As mentioned, professors typically create course syllabi by drawing upon either traditional methods (hard copy handouts) or a more modern Web-based alternative (a course website). Students invent numerous and often creative ways to manage and organize the disparate pieces of information they’re given. They may use a day planner, a wall calendar, a palm-size device, or some other tool that supports a consolidated view of all course events and deliverables. For those students who never get around to consolidating this information, the school term is a constant game of hunting, gathering and analyzing.
Included in the basic tools that ship with PalmOS software (and competitor PDA operating systems) are datebook, memo and a to-do list applications. Students who possess the right hardware and software might find these useful, although each of them almost certainly faces a substantial task in transferring the correct information from various original sources into their PDA. To make matters worse, every student must separately enter his or her own information by hand.
Handmark Software’s 4.0 Student (http://www.fourostudent.net/) offers “coursework tracking software” as a means for students to track tasks and organize data in a way that appears to address student information management problems similar to those addressed by Digital Syllabus. As with the PalmOS solution, this tool requires that each student enter information individually. The Digital Syllabus service, on the other hand, taps the power of the World Wide Web to bridge instructors (who create and broadcast information) and students (who consume information), rather than require that each student enter all of his or her data individually. In addition, when instructors implement changes to their course information, the changes are automatically updated for all subscribing students. Many instructors will come to rely on Digital Syllabus as a simple and viable alternative to maintaining a course website.

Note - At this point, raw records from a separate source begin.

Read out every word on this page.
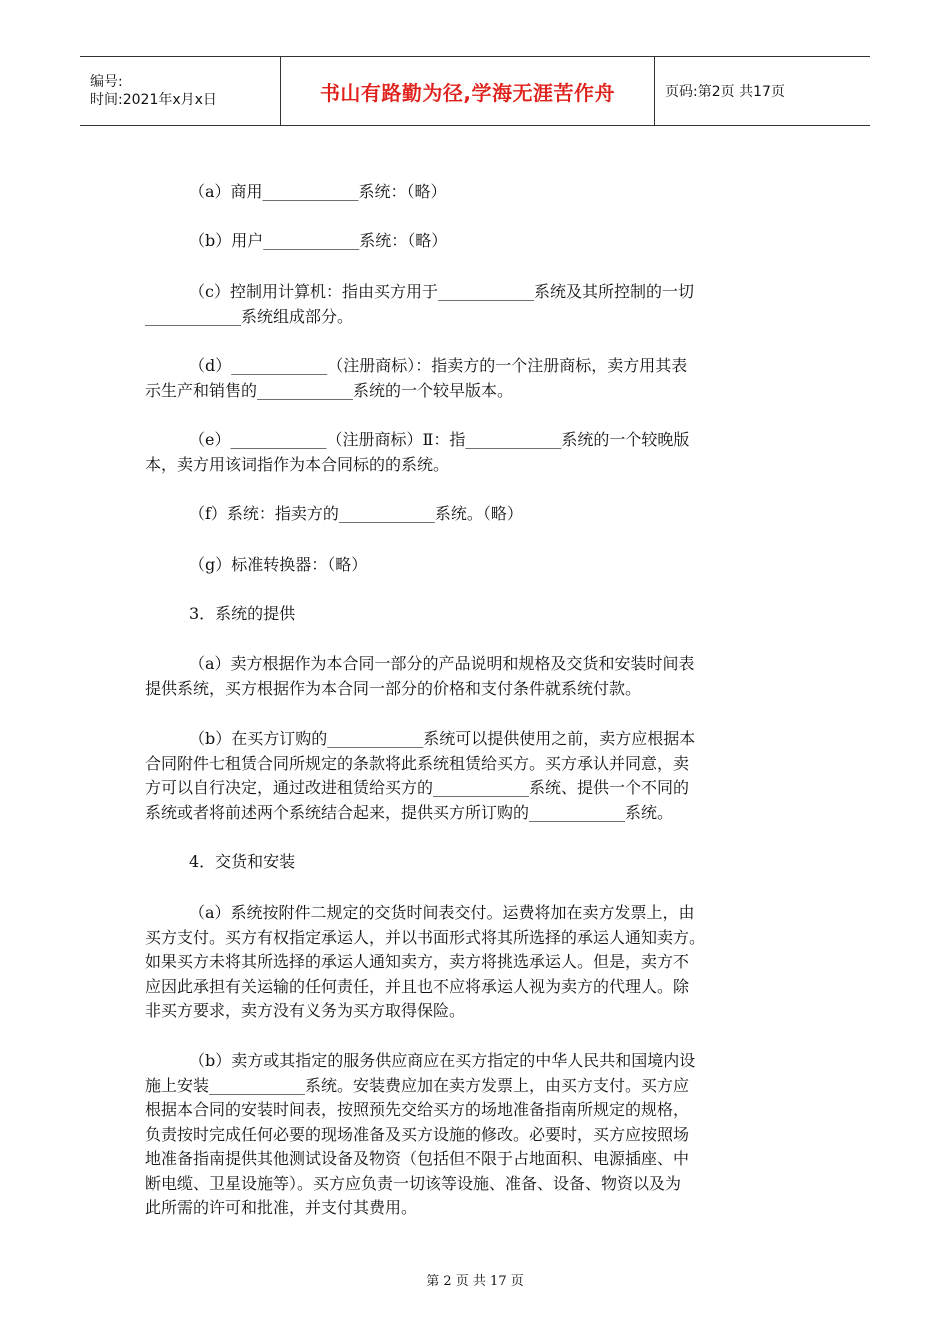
编号:
时间:2021年x月x日	书山有路勤为径,学海无涯苦作舟	页码:第2页 共17页
（a）商用____________系统：（略）
（b）用户____________系统：（略）
（c）控制用计算机：指由买方用于____________系统及其所控制的一切
____________系统组成部分。
（d）____________（注册商标）：指卖方的一个注册商标，卖方用其表
示生产和销售的____________系统的一个较早版本。
（e）____________（注册商标）Ⅱ：指____________系统的一个较晚版
本，卖方用该词指作为本合同标的的系统。
（f）系统：指卖方的____________系统。（略）
（g）标准转换器：（略）
3．系统的提供
（a）卖方根据作为本合同一部分的产品说明和规格及交货和安装时间表
提供系统，买方根据作为本合同一部分的价格和支付条件就系统付款。
（b）在买方订购的____________系统可以提供使用之前，卖方应根据本
合同附件七租赁合同所规定的条款将此系统租赁给买方。买方承认并同意，卖
方可以自行决定，通过改进租赁给买方的____________系统、提供一个不同的
系统或者将前述两个系统结合起来，提供买方所订购的____________系统。
4．交货和安装
（a）系统按附件二规定的交货时间表交付。运费将加在卖方发票上，由
买方支付。买方有权指定承运人，并以书面形式将其所选择的承运人通知卖方。
如果买方未将其所选择的承运人通知卖方，卖方将挑选承运人。但是，卖方不
应因此承担有关运输的任何责任，并且也不应将承运人视为卖方的代理人。除
非买方要求，卖方没有义务为买方取得保险。
（b）卖方或其指定的服务供应商应在买方指定的中华人民共和国境内设
施上安装____________系统。安装费应加在卖方发票上，由买方支付。买方应
根据本合同的安装时间表，按照预先交给买方的场地准备指南所规定的规格，
负责按时完成任何必要的现场准备及买方设施的修改。必要时，买方应按照场
地准备指南提供其他测试设备及物资（包括但不限于占地面积、电源插座、中
断电缆、卫星设施等）。买方应负责一切该等设施、准备、设备、物资以及为
此所需的许可和批准，并支付其费用。
第 2 页 共 17 页
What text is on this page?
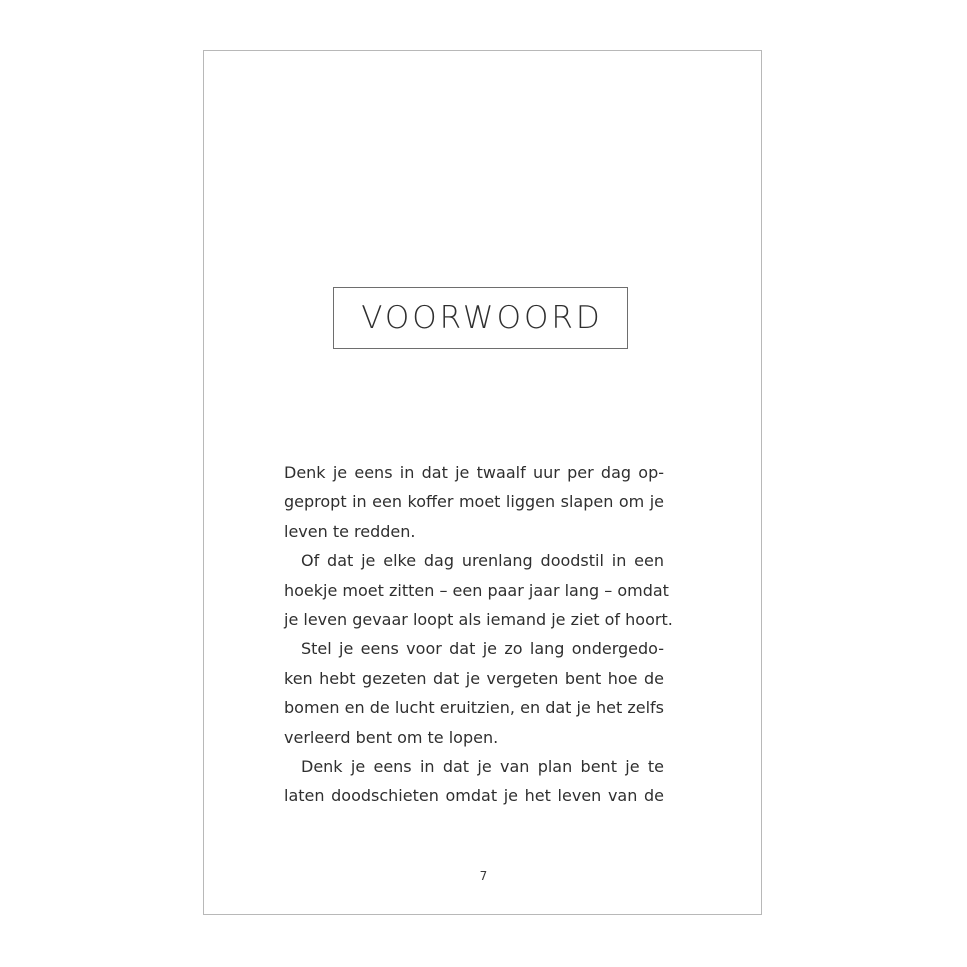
VOORWOORD
Denk je eens in dat je twaalf uur per dag op-
gepropt in een koffer moet liggen slapen om je
leven te redden.
Of dat je elke dag urenlang doodstil in een
hoekje moet zitten – een paar jaar lang – omdat
je leven gevaar loopt als iemand je ziet of hoort.
Stel je eens voor dat je zo lang ondergedo-
ken hebt gezeten dat je vergeten bent hoe de
bomen en de lucht eruitzien, en dat je het zelfs
verleerd bent om te lopen.
Denk je eens in dat je van plan bent je te
laten doodschieten omdat je het leven van de
7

U.C. Berkeley offers students of selected courses access to CourseWeb, a Web-based application representing part of a larger eBerkeley initiative. CourseWeb, like Digital Syllabus, is designed to address the specific needs of students and instructors. It delivers a number of features such as course info, instructor info, a syllabus view, class roster, and messaging tools. However, unlike Digital Syllabus, CourseWeb displays information for each course only individually -- students can view only one course at any given time, and may never see a combined view of several course offerings. In this respect, we believe Digital Syllabus differentiates itself in a very compelling way.